En terme de communication, la Presse généraliste comme spécialisée continue de se vautrer dans la confusion en nommant « IA » tout et n’importe quoi, ce qui génère un appel d’air dans lequel les entreprises s’engouffrent pour, à leur tour, annoncer faire de l’IA sans vraiment qu’on sache si elles utilisent des algorithmes, du machine learning ou du deep learning.
Le public comprend « des logiciels qui prennent des décisions sans trop qu’on soit en mesure d’en questionner les rouages ». J’imagine qu’à partir d’un certain manque de transparence, peu importe comment le résultat est obtenu.
Toute technologie suffisamment avancée est indiscernable de la magie. Arthur C. Clarke
La description d’images, on y est. Cloudinary génère automatiquement des descriptions pour des images pour lesquelles des descriptions n’ont pas été fournies à l’upload (démo). Ice Cubes, client Mastodon sur iOS (dans l’App Store), propose une description à la volée des images lors de l’upload, pour aider à la saisie d’alternatives. L’application Web officielle de Mastodon le fait aussi.
La traduction, on y est aussi.

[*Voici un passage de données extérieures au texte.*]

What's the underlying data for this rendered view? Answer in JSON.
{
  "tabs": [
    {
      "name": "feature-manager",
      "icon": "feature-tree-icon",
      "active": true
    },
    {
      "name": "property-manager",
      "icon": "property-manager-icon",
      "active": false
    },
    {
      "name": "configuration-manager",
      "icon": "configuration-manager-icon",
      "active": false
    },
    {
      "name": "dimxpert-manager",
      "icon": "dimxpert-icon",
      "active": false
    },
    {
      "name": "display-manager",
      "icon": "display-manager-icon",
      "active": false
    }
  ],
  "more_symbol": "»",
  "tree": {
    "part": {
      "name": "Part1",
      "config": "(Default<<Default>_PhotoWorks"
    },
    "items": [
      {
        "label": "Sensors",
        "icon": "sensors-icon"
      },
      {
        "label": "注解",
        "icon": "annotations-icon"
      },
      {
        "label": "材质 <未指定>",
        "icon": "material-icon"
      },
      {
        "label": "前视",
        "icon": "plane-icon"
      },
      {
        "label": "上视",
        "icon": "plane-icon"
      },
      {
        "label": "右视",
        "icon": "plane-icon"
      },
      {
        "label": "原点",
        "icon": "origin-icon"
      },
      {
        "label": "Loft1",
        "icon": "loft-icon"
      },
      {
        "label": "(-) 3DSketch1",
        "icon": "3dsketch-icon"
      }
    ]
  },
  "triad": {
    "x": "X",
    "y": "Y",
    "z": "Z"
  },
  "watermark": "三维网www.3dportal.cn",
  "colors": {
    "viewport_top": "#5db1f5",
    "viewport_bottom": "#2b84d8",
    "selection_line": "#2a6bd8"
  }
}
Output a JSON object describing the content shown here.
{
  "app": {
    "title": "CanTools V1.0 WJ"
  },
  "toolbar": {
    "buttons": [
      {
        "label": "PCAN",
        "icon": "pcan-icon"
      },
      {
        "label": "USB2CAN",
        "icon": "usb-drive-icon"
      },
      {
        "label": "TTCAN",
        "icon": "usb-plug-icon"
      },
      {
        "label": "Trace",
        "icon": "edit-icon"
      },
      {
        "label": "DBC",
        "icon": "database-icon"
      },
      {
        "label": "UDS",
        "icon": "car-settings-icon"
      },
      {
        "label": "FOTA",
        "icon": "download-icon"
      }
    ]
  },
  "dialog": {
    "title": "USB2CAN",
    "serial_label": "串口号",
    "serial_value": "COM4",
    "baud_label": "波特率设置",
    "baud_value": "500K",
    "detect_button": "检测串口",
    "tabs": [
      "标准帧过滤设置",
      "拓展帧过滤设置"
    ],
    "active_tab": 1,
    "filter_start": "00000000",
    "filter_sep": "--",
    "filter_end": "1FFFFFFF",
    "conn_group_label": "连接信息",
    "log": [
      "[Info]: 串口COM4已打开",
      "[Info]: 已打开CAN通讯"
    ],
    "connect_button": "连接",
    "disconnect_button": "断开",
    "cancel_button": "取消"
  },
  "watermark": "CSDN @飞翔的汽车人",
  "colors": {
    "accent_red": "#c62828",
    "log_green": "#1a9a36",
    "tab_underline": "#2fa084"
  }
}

Avec les malheureuses conséquences que cela représente : le géant Duolingo, par exemple, s’est massivement séparé de ses contractuels. Plus besoin de traducteurs quand on peut davantage reposer sur une couche logicielle pour un travail probablement moins qualitatif, mais tellement moins cher.
Tous les métiers de la production de contenus graphiques et textuels grand public sont en profonde mutation, et donc en crise. Les travailleurs et travailleuses sont, encore plus qu’avant, mis en concurrence sur leur capacité à élaborer les prompts les plus précis pour générer des contenus pertinents, porteurs d’un message et d’un style reconnaissable. La pige ou la production missionnée disparaît, remplacée petit à petit par de la génération automatisée tout juste bonne à créer de l’opportunité publicitaire.

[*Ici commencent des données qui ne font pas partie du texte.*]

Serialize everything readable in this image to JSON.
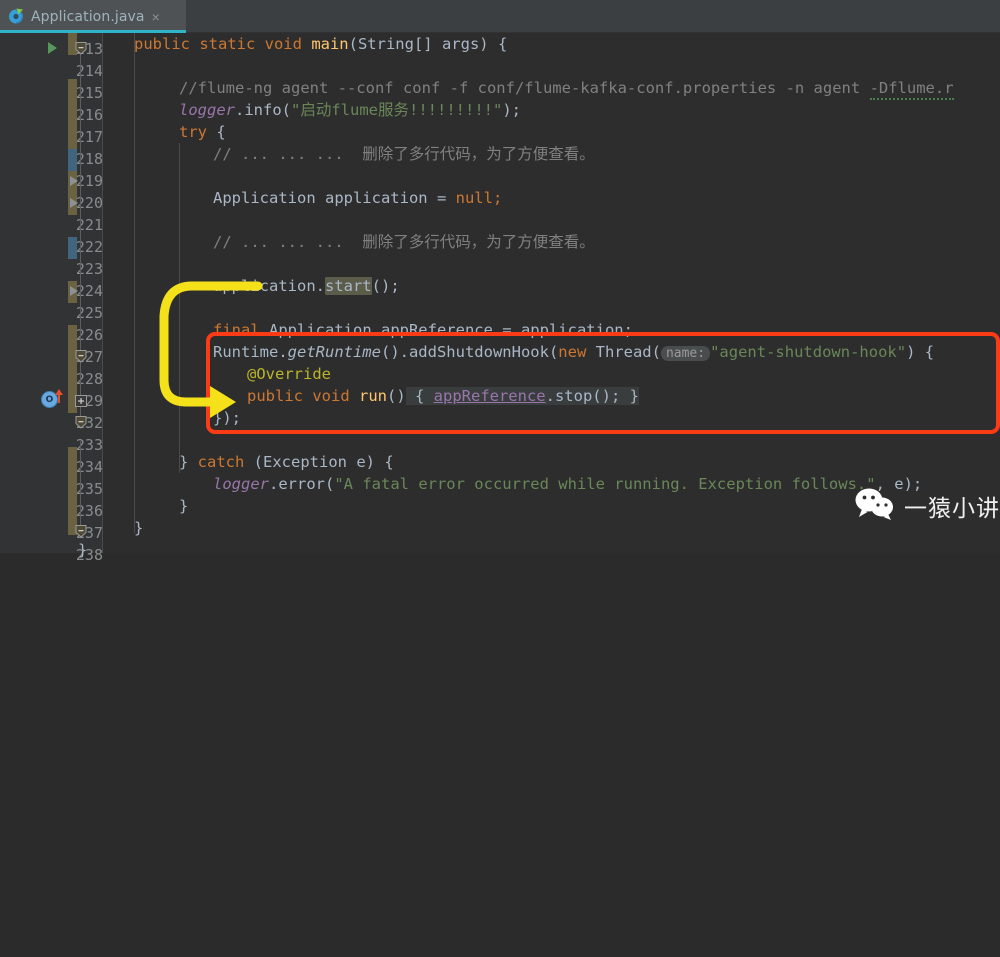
{
  "tab": {
    "label": "Application.java",
    "close": "×",
    "icon": "java-class-icon"
  },
  "editor": {
    "first_line": 213,
    "lines": [
      {
        "n": "213",
        "marker": "run-triangle",
        "fold": "fold-collapse",
        "vcs": "mod"
      },
      {
        "n": "214",
        "vcs": ""
      },
      {
        "n": "215",
        "vcs": "mod"
      },
      {
        "n": "216",
        "vcs": "mod"
      },
      {
        "n": "217",
        "vcs": "mod"
      },
      {
        "n": "218",
        "vcs": "add"
      },
      {
        "n": "219",
        "marker": "nav-triangle",
        "vcs": "mod"
      },
      {
        "n": "220",
        "marker": "nav-triangle",
        "vcs": "mod"
      },
      {
        "n": "221",
        "vcs": ""
      },
      {
        "n": "222",
        "vcs": "add"
      },
      {
        "n": "223",
        "vcs": ""
      },
      {
        "n": "224",
        "marker": "nav-triangle",
        "vcs": "mod"
      },
      {
        "n": "225",
        "vcs": ""
      },
      {
        "n": "226",
        "vcs": "mod"
      },
      {
        "n": "227",
        "fold": "fold-collapse",
        "vcs": "mod"
      },
      {
        "n": "228",
        "vcs": "mod"
      },
      {
        "n": "229",
        "marker": "override-icon",
        "fold": "fold-expand",
        "vcs": "mod"
      },
      {
        "n": "232",
        "fold": "fold-collapse",
        "vcs": "mod"
      },
      {
        "n": "233",
        "vcs": ""
      },
      {
        "n": "234",
        "vcs": "mod"
      },
      {
        "n": "235",
        "vcs": "mod"
      },
      {
        "n": "236",
        "vcs": "mod"
      },
      {
        "n": "237",
        "fold": "fold-collapse",
        "vcs": "mod"
      },
      {
        "n": "238",
        "vcs": ""
      }
    ],
    "code": {
      "l213_public": "public static void ",
      "l213_main": "main",
      "l213_sig": "(String[] args) {",
      "l215_comment": "//flume-ng agent --conf conf -f conf/flume-kafka-conf.properties -n agent ",
      "l215_comment_sq": "-Dflume.r",
      "l216_logger": "logger",
      "l216_info": ".info(",
      "l216_str": "\"启动flume服务!!!!!!!!!\"",
      "l216_end": ");",
      "l217_try": "try",
      "l217_brace": " {",
      "l218_comment": "// ... ... ...  删除了多行代码，为了方便查看。",
      "l220_decl": "Application application = ",
      "l220_null": "null;",
      "l222_comment": "// ... ... ...  删除了多行代码，为了方便查看。",
      "l224_app": "application.",
      "l224_start": "start",
      "l224_end": "();",
      "l226_final": "final",
      "l226_rest": " Application appReference = application;",
      "l227_runtime": "Runtime.",
      "l227_getruntime": "getRuntime",
      "l227_mid": "().addShutdownHook(",
      "l227_new": "new",
      "l227_thread": " Thread(",
      "l227_hint": "name:",
      "l227_str": "\"agent-shutdown-hook\"",
      "l227_tail": ") {",
      "l228_override": "@Override",
      "l229_public": "public void ",
      "l229_run": "run",
      "l229_parens": "()",
      "l229_open": " { ",
      "l229_ref": "appReference",
      "l229_stop": ".stop(); ",
      "l229_close": "}",
      "l232_close": "});",
      "l234_catch_a": "} ",
      "l234_catch": "catch",
      "l234_catch_b": " (Exception e) {",
      "l235_logger": "logger",
      "l235_error": ".error(",
      "l235_str": "\"A fatal error occurred while running. Exception follows.\"",
      "l235_comma": ", e);",
      "l236_close": "}",
      "l237_close": "}",
      "l238_close": "}"
    }
  },
  "annotations": {
    "red_box_name": "shutdown-hook-highlight",
    "red_box_color": "#fb3b16",
    "arrow_name": "yellow-pointer-arrow",
    "arrow_color": "#f5e119"
  },
  "watermark": {
    "text": "一猿小讲",
    "icon": "wechat-icon"
  }
}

Côté B2B et administrations commencent à apparaître des outils de reformulation et synthèse des dossiers. Sans masquer la complexité d’un dossier et en donnant des références vers les éléments le composant, permettant la vérification, ces outils pourraient rapidement améliorer la performance de tous les agents économiques : immobilier, syndic, gestion des comptes clients, conseil, etc.
Sur les marketplaces e-commerce et les sites de contenus pour le netlinking, on intègre des milliers de références externes en les reformulant à la volée, s’assurant ainsi que les moteurs de recherche ne cataloguent pas les contenus comme dupliqués. Et les moteurs de recherche eux-mêmes s’y mettent, réservant leur capacité d’indexation aux sites qui acceptent que leur contenu soit volé et jamais affiché, puisqu’il aura été reformulé par un programme conversationnel qui, s’il est bien gentil, ajoutera un lien en référence de bas de page.

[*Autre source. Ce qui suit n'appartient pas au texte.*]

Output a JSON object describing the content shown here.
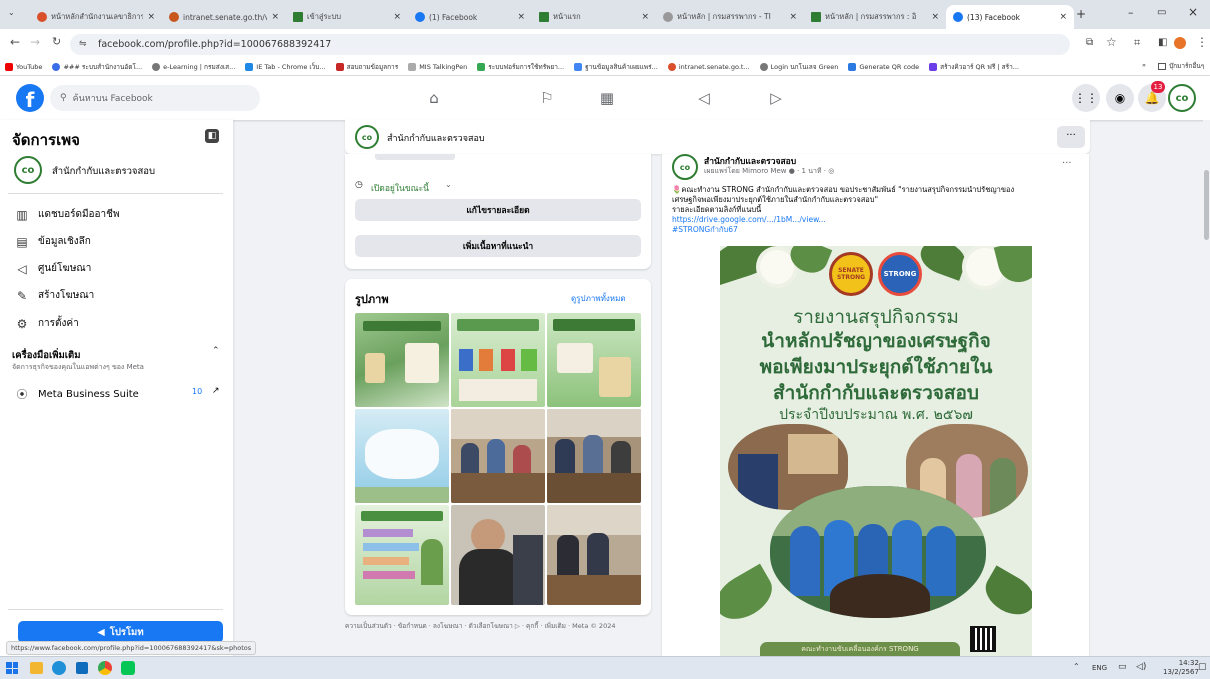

Après des années à croire au Net Promoter Score alors que toute étude sérieuse confirme son invalidité1, les équipes opérationnelles web s’éloignent progressivement de l’outil pour revenir à l’analyse des verbatims mais aussi et surtout aux analyses comportementales. La frustration utilisateur ne se traduit pas forcément par un retour (verbatim ou note), mais elle se collecte et peut se corréler à des frictions dans l’accomplissement d’objectifs.
Plusieurs outils d’aide au design émergent au sein des outils de prototypage ou de tests A/B. À partir de la détection automatique d’une déviation de la norme, ils tentent de proposer des pistes d’optimisation des UI. Je reste très dubitatif sur l’approche. Au mieux, guidée par un moteur de règle interne qui tait son nom, ce Design Assisté par Ordinateur (DAO) influerait dans le sens d’une neutralisation de l’image de marque, en proposant des pistes très consensuelles et pas nécessairement plus utilisables ou accessibles numériquement. Au pire, les propositions issues d’un apprentissage automatisé sans contexte métier seront en totale contradiction avec le design system et les objectifs de l’organisation.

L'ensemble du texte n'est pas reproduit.